Set almost entirely within the home, Private captures the arbitrary way in which innocent people suddenly become victims of Israeli aggression.
The film is just one of many significant works that have recently come out about Palestine, most notably the play My Name Is Rachel Corrie.
While the situation in Palestine is being left out of the headlines, it seems that many artists are forcing it back on to the agenda.
The film tries to examine a number of complex issues. It begins by introducing us to the normal routine of a family.
We watch them throughout the day as they eat a meal together and argue over who gets the bathroom in the morning.
We develop a picture of the relationships between these people. It is in this private setting that we then witness their humiliation and fear, with the arrival of Israeli soldiers into their home.
They are imprisoned in their living room and ordered not to go upstairs into what is now Israeli territory. They are also put under curfew and must ask permission to leave their living room.
There is a poignant scene where the youngest daughter needs to use the bathroom in the middle of the night. This sparks an argument between the parents about whether to try and leave the room — all the while urging the girl to hold it in!
Costanzo captures a real sense of the impotence that people living under occupation feel and the impact that this has on different people. As the situation gets worse, the divisions grow within the family.
There are arguments over whether to leave the country and over how to resist the injustice that they face. It is in this context that the question of violence is raised.
As the situation gets worse, one of the older boys begins to have thoughts of becoming a sucicide bomber. He finds a grenade left behind by the soldiers and sets up a booby trap for them in his father’s outdoor tent.
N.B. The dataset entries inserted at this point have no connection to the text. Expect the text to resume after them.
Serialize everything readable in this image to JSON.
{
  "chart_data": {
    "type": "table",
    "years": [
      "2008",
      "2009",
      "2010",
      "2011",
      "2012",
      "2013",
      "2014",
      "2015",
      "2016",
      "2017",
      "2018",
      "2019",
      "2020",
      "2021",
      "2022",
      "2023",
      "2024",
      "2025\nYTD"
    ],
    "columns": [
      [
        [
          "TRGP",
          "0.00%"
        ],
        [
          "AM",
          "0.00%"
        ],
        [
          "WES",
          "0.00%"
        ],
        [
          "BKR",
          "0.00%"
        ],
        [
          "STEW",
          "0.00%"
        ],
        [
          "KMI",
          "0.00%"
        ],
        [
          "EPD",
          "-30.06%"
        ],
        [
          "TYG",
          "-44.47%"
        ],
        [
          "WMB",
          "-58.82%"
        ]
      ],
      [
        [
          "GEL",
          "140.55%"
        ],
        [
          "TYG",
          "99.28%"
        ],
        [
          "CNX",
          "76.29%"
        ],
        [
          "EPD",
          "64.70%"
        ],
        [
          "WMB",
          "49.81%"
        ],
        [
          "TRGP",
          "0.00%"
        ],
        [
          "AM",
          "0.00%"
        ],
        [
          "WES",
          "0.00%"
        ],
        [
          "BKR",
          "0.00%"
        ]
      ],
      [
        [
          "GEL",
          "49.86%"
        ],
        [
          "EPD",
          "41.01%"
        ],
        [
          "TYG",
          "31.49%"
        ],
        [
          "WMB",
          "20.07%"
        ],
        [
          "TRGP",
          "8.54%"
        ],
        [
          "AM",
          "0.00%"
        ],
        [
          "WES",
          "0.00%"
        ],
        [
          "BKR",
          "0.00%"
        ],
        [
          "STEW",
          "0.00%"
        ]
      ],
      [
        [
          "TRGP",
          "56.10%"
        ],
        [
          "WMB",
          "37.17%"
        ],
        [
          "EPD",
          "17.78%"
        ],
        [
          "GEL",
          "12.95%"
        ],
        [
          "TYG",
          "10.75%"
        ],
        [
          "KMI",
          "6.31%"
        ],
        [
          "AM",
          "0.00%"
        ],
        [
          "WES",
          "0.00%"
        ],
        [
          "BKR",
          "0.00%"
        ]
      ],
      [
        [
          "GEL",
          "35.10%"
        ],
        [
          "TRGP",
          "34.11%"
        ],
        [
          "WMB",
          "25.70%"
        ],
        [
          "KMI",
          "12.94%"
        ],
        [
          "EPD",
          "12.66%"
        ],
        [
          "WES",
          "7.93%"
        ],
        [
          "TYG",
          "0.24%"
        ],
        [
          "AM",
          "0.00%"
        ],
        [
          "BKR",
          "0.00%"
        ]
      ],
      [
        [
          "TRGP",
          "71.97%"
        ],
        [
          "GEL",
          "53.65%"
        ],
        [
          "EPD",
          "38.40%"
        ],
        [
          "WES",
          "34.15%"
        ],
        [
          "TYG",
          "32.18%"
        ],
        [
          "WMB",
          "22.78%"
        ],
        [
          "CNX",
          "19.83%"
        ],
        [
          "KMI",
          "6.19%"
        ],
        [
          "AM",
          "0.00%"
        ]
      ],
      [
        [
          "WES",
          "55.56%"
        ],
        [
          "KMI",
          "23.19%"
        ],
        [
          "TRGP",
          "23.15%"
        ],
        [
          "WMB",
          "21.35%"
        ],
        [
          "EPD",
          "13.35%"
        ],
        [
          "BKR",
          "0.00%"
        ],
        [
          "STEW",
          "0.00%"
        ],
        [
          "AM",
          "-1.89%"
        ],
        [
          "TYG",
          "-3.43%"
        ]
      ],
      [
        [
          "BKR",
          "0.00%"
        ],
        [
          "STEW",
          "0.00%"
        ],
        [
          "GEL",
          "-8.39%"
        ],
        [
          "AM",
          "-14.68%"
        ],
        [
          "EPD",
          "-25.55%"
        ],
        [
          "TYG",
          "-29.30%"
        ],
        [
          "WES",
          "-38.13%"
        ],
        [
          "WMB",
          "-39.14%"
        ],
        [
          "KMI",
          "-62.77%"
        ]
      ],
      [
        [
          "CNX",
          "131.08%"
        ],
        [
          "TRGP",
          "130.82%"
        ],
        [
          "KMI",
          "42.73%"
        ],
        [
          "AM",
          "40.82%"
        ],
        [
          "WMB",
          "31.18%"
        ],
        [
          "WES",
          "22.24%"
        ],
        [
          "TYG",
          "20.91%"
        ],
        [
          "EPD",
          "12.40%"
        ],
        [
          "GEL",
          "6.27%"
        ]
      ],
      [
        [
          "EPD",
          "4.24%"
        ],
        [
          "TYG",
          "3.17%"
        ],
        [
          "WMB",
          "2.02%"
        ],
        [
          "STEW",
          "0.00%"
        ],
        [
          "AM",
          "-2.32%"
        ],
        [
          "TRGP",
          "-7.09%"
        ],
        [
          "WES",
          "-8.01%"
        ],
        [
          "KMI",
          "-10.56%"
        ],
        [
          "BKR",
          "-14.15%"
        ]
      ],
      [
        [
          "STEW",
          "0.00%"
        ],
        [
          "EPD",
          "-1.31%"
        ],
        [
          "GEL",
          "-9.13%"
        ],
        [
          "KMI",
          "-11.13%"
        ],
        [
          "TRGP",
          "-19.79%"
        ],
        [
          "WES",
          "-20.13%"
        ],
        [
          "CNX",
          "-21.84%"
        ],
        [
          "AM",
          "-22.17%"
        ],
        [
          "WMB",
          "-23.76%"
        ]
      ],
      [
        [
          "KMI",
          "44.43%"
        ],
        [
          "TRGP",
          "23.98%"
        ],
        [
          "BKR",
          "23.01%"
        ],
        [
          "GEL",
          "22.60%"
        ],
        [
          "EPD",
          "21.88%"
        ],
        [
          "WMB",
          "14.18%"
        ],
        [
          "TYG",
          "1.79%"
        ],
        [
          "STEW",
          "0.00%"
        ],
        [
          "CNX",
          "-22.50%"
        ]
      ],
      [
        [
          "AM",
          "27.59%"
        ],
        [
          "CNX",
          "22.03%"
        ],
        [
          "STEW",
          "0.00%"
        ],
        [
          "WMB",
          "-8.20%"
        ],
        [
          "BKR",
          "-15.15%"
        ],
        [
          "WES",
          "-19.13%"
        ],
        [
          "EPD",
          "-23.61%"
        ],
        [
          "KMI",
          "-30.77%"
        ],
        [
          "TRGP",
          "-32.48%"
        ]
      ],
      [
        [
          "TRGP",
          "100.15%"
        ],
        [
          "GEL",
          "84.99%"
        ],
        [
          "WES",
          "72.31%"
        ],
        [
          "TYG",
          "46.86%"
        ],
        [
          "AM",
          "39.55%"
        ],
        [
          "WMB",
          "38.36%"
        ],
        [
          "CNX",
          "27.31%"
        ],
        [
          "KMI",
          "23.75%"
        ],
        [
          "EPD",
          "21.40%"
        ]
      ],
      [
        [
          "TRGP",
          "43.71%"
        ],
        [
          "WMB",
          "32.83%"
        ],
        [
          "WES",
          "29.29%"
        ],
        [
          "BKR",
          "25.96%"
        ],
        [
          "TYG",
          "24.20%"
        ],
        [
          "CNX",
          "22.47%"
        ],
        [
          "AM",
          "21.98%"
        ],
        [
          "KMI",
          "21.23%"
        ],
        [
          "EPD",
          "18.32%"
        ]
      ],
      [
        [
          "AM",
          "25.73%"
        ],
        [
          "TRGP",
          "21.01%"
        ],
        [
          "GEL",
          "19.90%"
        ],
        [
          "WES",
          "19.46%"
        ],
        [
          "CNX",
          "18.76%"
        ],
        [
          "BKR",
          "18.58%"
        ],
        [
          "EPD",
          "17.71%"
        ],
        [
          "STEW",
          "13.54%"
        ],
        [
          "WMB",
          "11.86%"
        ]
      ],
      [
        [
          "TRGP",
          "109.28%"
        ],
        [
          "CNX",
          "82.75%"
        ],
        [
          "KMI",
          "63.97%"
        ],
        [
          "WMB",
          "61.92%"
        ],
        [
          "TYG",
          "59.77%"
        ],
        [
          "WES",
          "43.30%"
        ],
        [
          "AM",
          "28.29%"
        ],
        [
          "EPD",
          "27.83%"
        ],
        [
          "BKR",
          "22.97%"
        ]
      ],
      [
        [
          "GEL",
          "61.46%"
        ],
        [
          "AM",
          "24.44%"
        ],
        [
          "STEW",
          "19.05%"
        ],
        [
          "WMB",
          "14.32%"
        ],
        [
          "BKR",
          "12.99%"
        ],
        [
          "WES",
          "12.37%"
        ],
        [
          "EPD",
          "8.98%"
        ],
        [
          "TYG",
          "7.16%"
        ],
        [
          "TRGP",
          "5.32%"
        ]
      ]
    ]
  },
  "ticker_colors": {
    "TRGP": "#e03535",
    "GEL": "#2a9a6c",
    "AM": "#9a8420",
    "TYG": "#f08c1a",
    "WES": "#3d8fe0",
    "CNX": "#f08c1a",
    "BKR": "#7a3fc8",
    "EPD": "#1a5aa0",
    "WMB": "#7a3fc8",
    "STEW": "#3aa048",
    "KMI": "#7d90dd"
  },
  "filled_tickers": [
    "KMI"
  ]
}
He wakes up to a flickering television that flashes images of carnage at the scene of a suicide bombing followed by the image of himself as a fighter.
While questioning the use of violence by Palestinians resisting the occupation, the film doesn’t give a sense of the systematic and widespread brutality that the Israeli army is notorious for.
The most brutal instance of Israeli violence in the film is portrayed as extreme and even unpopular among the other soldiers.
Ofer, the commander of the Israeli army unit, puts a gun to the father’s head while his terrified family watch.
The other soldiers protest and one even tries to intervene. Costanzo is trying to reveal the dissent that exists in Israeli society, even among serving soldiers. In another scene, one of the daughters watches the soldiers through the door as they watch football and crack jokes.
When confronted by their disapproving commanding officer, one of the soldiers says he doesn’t know why they’re even there.
As in any situation where young and inexperienced people are conscripted into military duty, you will find a layer who question their actions.
There are a growing number of Israelis who are refusing to serve in the Occupied Territories today.
The weakness of the film, however, is that it leaves room for the interpretation that violence by Israelis is only carried out by extremists in the army.
Private tries to show the desperate circumstances under which Palestinians would be forced to use violence against their oppressors.
But it seems more critical of this than of the system that continues to oppress and humiliate millions of Palestinians every day.